C Chance Sisco — Sisco is one of the Orioles’ top prospects and has already been called up to the Major League level on the first day of roster expansion. The O’s have fallen pretty well out of playoff contention, and can take the time to see if Sisco is ready to handle everyday catching duties.
While playing at AAA Norfolk this season, Sisco batted .267 with 7 HR and 47 RBI. He’s also a left-handed bat, which can be valuable to a very right-handed hitting Baltimore Orioles team.
OF Austin Meadows — During the 2016 off season, the Pirates were rumored to be trying to move OF Andrew McCutchen, thus opening a spot for Meadows to take an everyday spot in the outfield. However, a trade never materialized, and Meadows was stricken with injuries during the 2017 season. He’s only played 72 games at AAA Indianapolis this season, batting .250 with 4 HR and 36 RBI.
While those numbers won’t blow anyone away, with the Pirates out of the playoff race, it may benefit them to see if Meadows is ready for the Major Leagues with another off season looming where it is possible McCutchen gets moved.
P Nick Kingham — The Pirates have had a knack for developing arms in the last few seasons, and Kingham could be the next in line to make a splash in Pittsburgh. While his numbers at AAA Indianapolis haven’t been terrific (9-6, 4.69 ERA), Kingham has shown great control by walking only 29 batters in 113 innings while striking out 93.

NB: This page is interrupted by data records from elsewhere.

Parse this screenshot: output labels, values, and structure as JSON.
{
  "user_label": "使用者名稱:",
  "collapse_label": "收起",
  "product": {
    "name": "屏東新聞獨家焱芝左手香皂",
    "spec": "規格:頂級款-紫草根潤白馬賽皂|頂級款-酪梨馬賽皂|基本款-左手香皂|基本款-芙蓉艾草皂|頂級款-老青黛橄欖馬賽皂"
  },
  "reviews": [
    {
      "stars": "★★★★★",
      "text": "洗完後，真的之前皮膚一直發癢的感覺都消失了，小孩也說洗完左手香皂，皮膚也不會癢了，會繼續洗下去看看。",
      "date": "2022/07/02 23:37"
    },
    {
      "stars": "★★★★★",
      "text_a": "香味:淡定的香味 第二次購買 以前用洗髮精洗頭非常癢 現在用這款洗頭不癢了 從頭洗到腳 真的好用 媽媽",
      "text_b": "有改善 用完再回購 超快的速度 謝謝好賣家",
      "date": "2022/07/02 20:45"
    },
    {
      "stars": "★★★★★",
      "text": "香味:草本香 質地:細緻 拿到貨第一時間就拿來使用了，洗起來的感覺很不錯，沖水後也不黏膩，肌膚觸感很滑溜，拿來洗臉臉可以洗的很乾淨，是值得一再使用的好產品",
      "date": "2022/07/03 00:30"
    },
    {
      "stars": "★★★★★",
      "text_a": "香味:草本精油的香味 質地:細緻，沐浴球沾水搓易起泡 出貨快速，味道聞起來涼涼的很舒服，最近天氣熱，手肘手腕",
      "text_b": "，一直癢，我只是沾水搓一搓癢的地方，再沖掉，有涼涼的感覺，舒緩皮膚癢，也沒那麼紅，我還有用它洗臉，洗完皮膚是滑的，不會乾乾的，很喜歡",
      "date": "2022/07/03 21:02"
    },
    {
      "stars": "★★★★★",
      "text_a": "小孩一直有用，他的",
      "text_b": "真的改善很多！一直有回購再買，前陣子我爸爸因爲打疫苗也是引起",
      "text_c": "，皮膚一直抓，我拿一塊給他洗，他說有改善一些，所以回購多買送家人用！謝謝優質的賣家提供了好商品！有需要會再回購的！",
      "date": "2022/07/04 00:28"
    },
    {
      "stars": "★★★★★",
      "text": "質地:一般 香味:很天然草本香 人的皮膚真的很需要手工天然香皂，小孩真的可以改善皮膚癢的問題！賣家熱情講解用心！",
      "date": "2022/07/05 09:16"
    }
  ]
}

With innings to kill in September, Pittsburgh may be willing to give Kingham a look in the regular season’s final month.
The Nationals are the lone one of our area’s teams that is in the thick of a playoff race. This status means that they are unlikely to bring up many or any prospects, as they will want to rely on their proven players as they prepare for the postseason.
Due to this, and the fact that many of their prospects are further from Major League ready or are already in Washington, I don’t believe the Nationals will bring up any top prospects during roster expansion. Look for them to add some fringe players, such as guys who have had Major League experience but little success at the game’s top level.